Surely any right thinking person would understand that some Irish people would therefore be uncomfortable purchasing and wearing a symbol which honours those who carried out these atrocities.
Sadly however this understanding seems to be few and far between.
The best response to this sycophantic nonsense I have seen came from the Miguel Delaney, an excellent football writer for various media outlets including ESPN and the Independent on Sunday. Delaney has mocked those who demand McClean’s immediate expulsion from Britain- as he so clearly 'hates it'- and that he should go back to where he came from, by reminding his detractors that his hometown just so happens to also be part of the United Kingdom.
A further difficulty that many have with the Poppy is that it is a symbol that's been co-opted by Loyalists and used as a badge of allegiance; a further deepening of the divide that exists in the North of Ireland.
Specifically, in relation to Loyalist paramilitary groups carrying poppy wreaths and using the poppy in murals to commemorate mass murderers.
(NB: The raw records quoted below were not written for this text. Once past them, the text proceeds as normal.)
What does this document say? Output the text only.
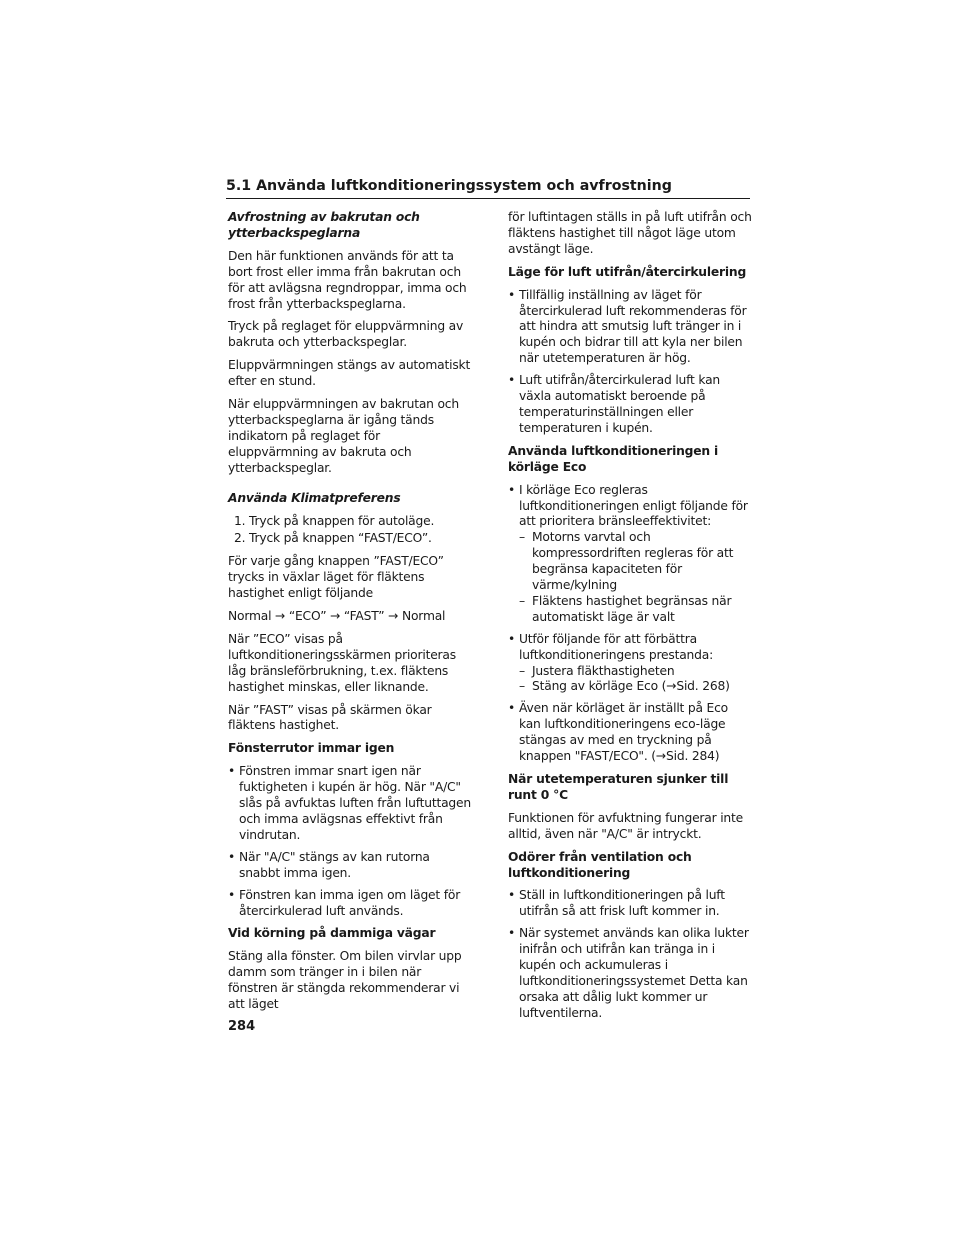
5.1 Använda luftkonditioneringssystem och avfrostning

Avfrostning av bakrutan och ytterbackspeglarna

Den här funktionen används för att ta bort frost eller imma från bakrutan och för att avlägsna regndroppar, imma och frost från ytterbackspeglarna.

Tryck på reglaget för eluppvärmning av bakruta och ytterbackspeglar.

Eluppvärmningen stängs av automatiskt efter en stund.

När eluppvärmningen av bakrutan och ytterbackspeglarna är igång tänds indikatorn på reglaget för eluppvärmning av bakruta och ytterbackspeglar.

Använda Klimatpreferens

1. Tryck på knappen för autoläge.
2. Tryck på knappen “FAST/ECO”.

För varje gång knappen ”FAST/ECO” trycks in växlar läget för fläktens hastighet enligt följande

Normal → “ECO” → “FAST” → Normal

När ”ECO” visas på luftkonditioneringsskärmen prioriteras låg bränsleförbrukning, t.ex. fläktens hastighet minskas, eller liknande.

När ”FAST” visas på skärmen ökar fläktens hastighet.

Fönsterrutor immar igen

• Fönstren immar snart igen när fuktigheten i kupén är hög. När "A/C" slås på avfuktas luften från luftuttagen och imma avlägsnas effektivt från vindrutan.
• När "A/C" stängs av kan rutorna snabbt imma igen.
• Fönstren kan imma igen om läget för återcirkulerad luft används.

Vid körning på dammiga vägar

Stäng alla fönster. Om bilen virvlar upp damm som tränger in i bilen när fönstren är stängda rekommenderar vi att läget

för luftintagen ställs in på luft utifrån och fläktens hastighet till något läge utom avstängt läge.

Läge för luft utifrån/återcirkulering

• Tillfällig inställning av läget för återcirkulerad luft rekommenderas för att hindra att smutsig luft tränger in i kupén och bidrar till att kyla ner bilen när utetemperaturen är hög.
• Luft utifrån/återcirkulerad luft kan växla automatiskt beroende på temperaturinställningen eller temperaturen i kupén.

Använda luftkonditioneringen i körläge Eco

• I körläge Eco regleras luftkonditioneringen enligt följande för att prioritera bränsleeffektivitet:
– Motorns varvtal och kompressordriften regleras för att begränsa kapaciteten för värme/kylning
– Fläktens hastighet begränsas när automatiskt läge är valt
• Utför följande för att förbättra luftkonditioneringens prestanda:
– Justera fläkthastigheten
– Stäng av körläge Eco (→Sid. 268)
• Även när körläget är inställt på Eco kan luftkonditioneringens eco-läge stängas av med en tryckning på knappen "FAST/ECO". (→Sid. 284)

När utetemperaturen sjunker till runt 0 °C

Funktionen för avfuktning fungerar inte alltid, även när "A/C" är intryckt.

Odörer från ventilation och luftkonditionering

• Ställ in luftkonditioneringen på luft utifrån så att frisk luft kommer in.
• När systemet används kan olika lukter inifrån och utifrån kan tränga in i kupén och ackumuleras i luftkonditioneringssystemet Detta kan orsaka att dålig lukt kommer ur luftventilerna.
284
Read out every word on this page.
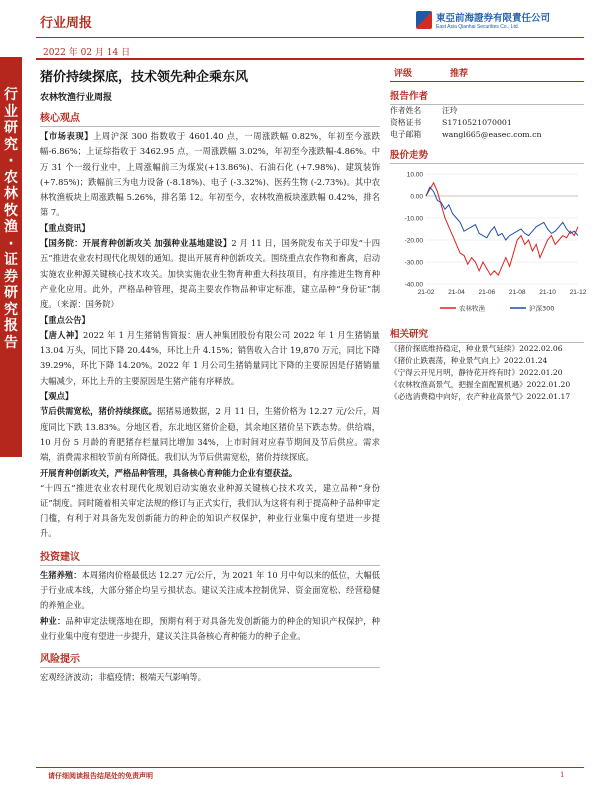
行业周报
2022 年 02 月 14 日
東亞前海證券有限責任公司
East Asia Qianhai Securities Co., Ltd.
行
业
研
究
·
农
林
牧
渔
·
证
券
研
究
报
告
猪价持续探底，技术领先种企乘东风
农林牧渔行业周报
核心观点
【市场表现】上周沪深 300 指数收于 4601.40 点，一周涨跌幅 0.82%，年初至今涨跌幅-6.86%；上证综指收于 3462.95 点，一周涨跌幅 3.02%，年初至今涨跌幅-4.86%。中万 31 个一级行业中，上周涨幅前三为煤炭(+13.86%)、石油石化 (+7.98%)、建筑装饰 (+7.85%)；跌幅前三为电力设备 (-8.18%)、电子 (-3.32%)、医药生物 (-2.73%)。其中农林牧渔板块上周涨跌幅 5.26%，排名第 12。年初至今，农林牧渔板块涨跌幅 0.42%，排名第 7。
【重点资讯】
【国务院：开展育种创新攻关 加强种业基地建设】2 月 11 日，国务院发布关于印发“十四五”推进农业农村现代化规划的通知。提出开展育种创新攻关。围绕重点农作物和畜禽，启动实施农业种源关键核心技术攻关。加快实施农业生物育种重大科技项目，有序推进生物育种产业化应用。此外，严格品种管理，提高主要农作物品种审定标准，建立品种“身份证”制度。（来源：国务院）
【重点公告】
【唐人神】2022 年 1 月生猪销售简报：唐人神集团股份有限公司 2022 年 1 月生猪销量 13.04 万头，同比下降 20.44%，环比上升 4.15%；销售收入合计 19,870 万元，同比下降 39.29%，环比下降 14.20%。2022 年 1 月公司生猪销量同比下降的主要原因是仔猪销量大幅减少，环比上升的主要原因是生猪产能有序释放。
【观点】
节后供需宽松，猪价持续探底。据猪易通数据，2 月 11 日，生猪价格为 12.27 元/公斤，周度同比下跌 13.83%。分地区看，东北地区猪价企稳，其余地区猪价呈下跌态势。供给端，10 月份 5 月龄的育肥猪存栏量同比增加 34%，上市时间对应春节期间及节后供应。需求端，消费需求相较节前有所降低。我们认为节后供需宽松，猪价持续探底。
开展育种创新攻关，严格品种管理，具备核心育种能力企业有望获益。
“十四五”推进农业农村现代化规划启动实施农业种源关键核心技术攻关，建立品种“身份证”制度。同时随着相关审定法规的修订与正式实行，我们认为这将有利于提高种子品种审定门槛，有利于对具备先发创新能力的种企的知识产权保护，种业行业集中度有望进一步提升。
投资建议
生猪养殖：本周猪肉价格最低达 12.27 元/公斤，为 2021 年 10 月中旬以来的低位，大幅低于行业成本线，大部分猪企均呈亏损状态。建议关注成本控制优异、资金面宽松、经营稳健的养殖企业。
种业：品种审定法规落地在即，预期有利于对具备先发创新能力的种企的知识产权保护，种业行业集中度有望进一步提升，建议关注具备核心育种能力的种子企业。
风险提示
宏观经济波动；非瘟疫情；极端天气影响等。
评级	推荐
报告作者
作者姓名	汪玲
资格证书	S1710521070001
电子邮箱	wangl665@easec.com.cn
股价走势
10.00
0.00
-10.00
-20.00
-30.00
-40.00
21-02 21-04 21-06 21-08 21-10 21-12
农林牧渔	沪深300
相关研究
《猪价探底维持稳定，种业景气延续》2022.02.06
《猪价止跌震荡，种业景气向上》2022.01.24
《宁得云开见月明，静待花开终有时》2022.01.20
《农林牧渔高景气，把握全面配置机遇》2022.01.20
《必选消费稳中向好，农产种业高景气》2022.01.17
请仔细阅读报告结尾处的免责声明	1
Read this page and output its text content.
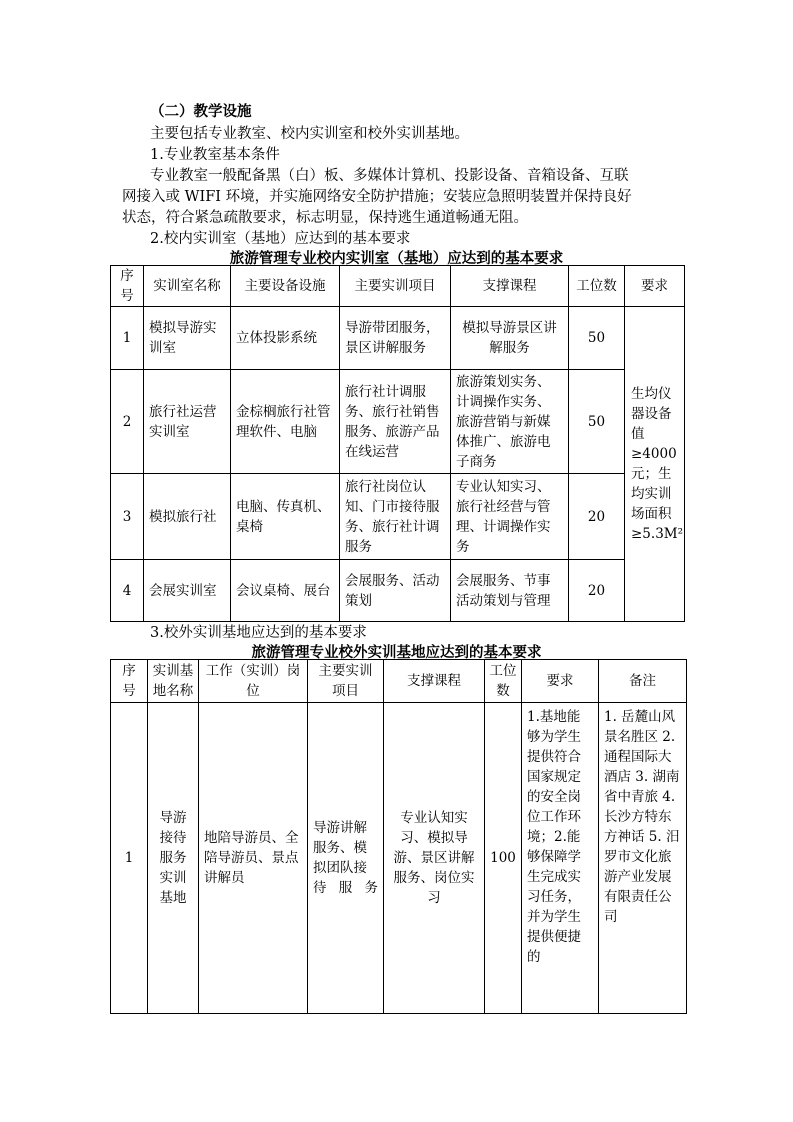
（二）教学设施
主要包括专业教室、校内实训室和校外实训基地。
1.专业教室基本条件
专业教室一般配备黑（白）板、多媒体计算机、投影设备、音箱设备、互联
网接入或 WIFI 环境，并实施网络安全防护措施；安装应急照明装置并保持良好
状态，符合紧急疏散要求，标志明显，保持逃生通道畅通无阻。
2.校内实训室（基地）应达到的基本要求
旅游管理专业校内实训室（基地）应达到的基本要求
序号	实训室名称	主要设备设施	主要实训项目	支撑课程	工位数	要求
1	模拟导游实训室	立体投影系统	导游带团服务，景区讲解服务	模拟导游景区讲解服务	50	生均仪器设备值≥4000元；生均实训场面积≥5.3M²
2	旅行社运营实训室	金棕榈旅行社管理软件、电脑	旅行社计调服务、旅行社销售服务、旅游产品在线运营	旅游策划实务、计调操作实务、旅游营销与新媒体推广、旅游电子商务	50	
3	模拟旅行社	电脑、传真机、桌椅	旅行社岗位认知、门市接待服务、旅行社计调服务	专业认知实习、旅行社经营与管理、计调操作实务	20	
4	会展实训室	会议桌椅、展台	会展服务、活动策划	会展服务、节事活动策划与管理	20	
3.校外实训基地应达到的基本要求
旅游管理专业校外实训基地应达到的基本要求
序号	实训基地名称	工作（实训）岗位	主要实训项目	支撑课程	工位数	要求	备注
1	导游接待服务实训基地	地陪导游员、全陪导游员、景点讲解员	导游讲解服务、模拟团队接待服务	专业认知实习、模拟导游、景区讲解服务、岗位实习	100	1.基地能够为学生提供符合国家规定的安全岗位工作环境；2.能够保障学生完成实习任务，并为学生提供便捷的	1. 岳麓山风景名胜区 2. 通程国际大酒店 3. 湖南省中青旅 4. 长沙方特东方神话 5. 汨罗市文化旅游产业发展有限责任公司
Take it from me; we, in the North, do not live in the post-Ceasefire Utopia of cross-community harmony that is so often talked about.
Nationalists and Unionists still tend to attend different schools, play in different sports teams, live in different housing estates, shop in different shopping centres, buy bread from different bakeries (Seriously, Google the case about Asher’s Bakery) and even support different National football teams.
This is not a piece to paint all British soldiers as genocidal war mongering animals, nor is it an attempt to absolve Republican groups such as the IRA of responsibility for the horrific and unjustifiable atrocities they committed throughout their armed campaign, such as the murder of innocent civilians in Guilford, Omagh and Warrington to name but a few.
This is merely an attempt to explain why the Poppy, a symbol which for the most part is revered for innocent intentions in Britain, is seen through a very different lens in the north of Ireland.
John Lennon said it best when he sang “You should have the luck of the Irish and you’d wish you was English instead” but also “Give Peace a chance”. Let’s do that, eh?